Market volatility could be a problem for weaker life insurance companies with high exposure to risky assets. However, as the expert suggests, this fear is limited as regulatory adjustments offer significant protection from transitory volatility. "Overall, we believe the sector is fairly valued and we look more carefully at idiosyncratic situations."
Good dividends
.Many insurance companies have announced higher dividends for 2026 than for 2025. In addition to the aforementioned Allianz, there is the Swiss Zurich, which paid a dividend of CHF 26 in 2024 and announced a dividend of CHF 28 in 2025. Undoubtedly, a sign of good health.'Yes, higher dividends are generally an indication of good health and financial strength,' Legras continues. -However, insurance companies are subject to strict regulation and dividends can also be influenced by cash flows from subsidiaries and complex accounting mechanisms, which can sometimes be disconnected from actual business performance.
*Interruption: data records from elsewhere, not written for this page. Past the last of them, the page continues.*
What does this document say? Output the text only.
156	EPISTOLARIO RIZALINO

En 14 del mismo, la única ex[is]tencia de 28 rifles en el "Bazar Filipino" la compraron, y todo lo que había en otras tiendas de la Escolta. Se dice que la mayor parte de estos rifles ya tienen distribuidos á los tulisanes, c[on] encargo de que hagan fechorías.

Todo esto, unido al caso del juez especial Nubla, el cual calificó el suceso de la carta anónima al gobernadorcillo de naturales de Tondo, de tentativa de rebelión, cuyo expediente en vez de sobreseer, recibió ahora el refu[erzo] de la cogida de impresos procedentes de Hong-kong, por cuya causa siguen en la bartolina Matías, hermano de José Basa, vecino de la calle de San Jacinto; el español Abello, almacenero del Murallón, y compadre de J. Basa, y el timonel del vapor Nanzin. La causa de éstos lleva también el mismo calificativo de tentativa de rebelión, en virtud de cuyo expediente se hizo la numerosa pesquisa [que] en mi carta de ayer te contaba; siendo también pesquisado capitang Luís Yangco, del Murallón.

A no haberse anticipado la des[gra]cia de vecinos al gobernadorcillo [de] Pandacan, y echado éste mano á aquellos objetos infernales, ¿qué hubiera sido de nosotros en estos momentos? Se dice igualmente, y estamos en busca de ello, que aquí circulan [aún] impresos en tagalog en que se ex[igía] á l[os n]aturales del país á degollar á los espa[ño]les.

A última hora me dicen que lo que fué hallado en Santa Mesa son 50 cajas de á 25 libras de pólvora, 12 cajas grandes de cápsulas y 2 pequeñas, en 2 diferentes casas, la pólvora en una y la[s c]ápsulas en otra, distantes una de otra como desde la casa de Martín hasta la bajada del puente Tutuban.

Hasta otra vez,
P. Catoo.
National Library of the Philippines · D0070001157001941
For this reason, dividends should not be considered the only relevant indicator'.
Life or damage
.Some deal only in life insurance, some only in non-life and some (more frequently) in both. Not to mention the advance of bancassurance, which seems to excel over many. One wonders which businesses are more solid at this stage. "Large-cap multi-line insurance groups are trading at historical highs in terms of P/E, with total returns (sum of dividends, buybacks and book value growth) of less than 10%. - Legras further details. - We believe that there is more potential in mid-cap stocks with lower valuations, recovery stories, and limited sensitivity to recession risk'. Among the stocks mentioned is Scor, the world's fifth-largest reinsurance company, which has a very strong balance sheet, strengthened reserves and reduced exposure to stock market and interest rate movements. The earnings mix is more resilient than others in the event of a possible price slowdown in non-life business (P&C) after a difficult market lasting several years and growth in diversifying, high-yield business such as structured solutions, with a very low multiple.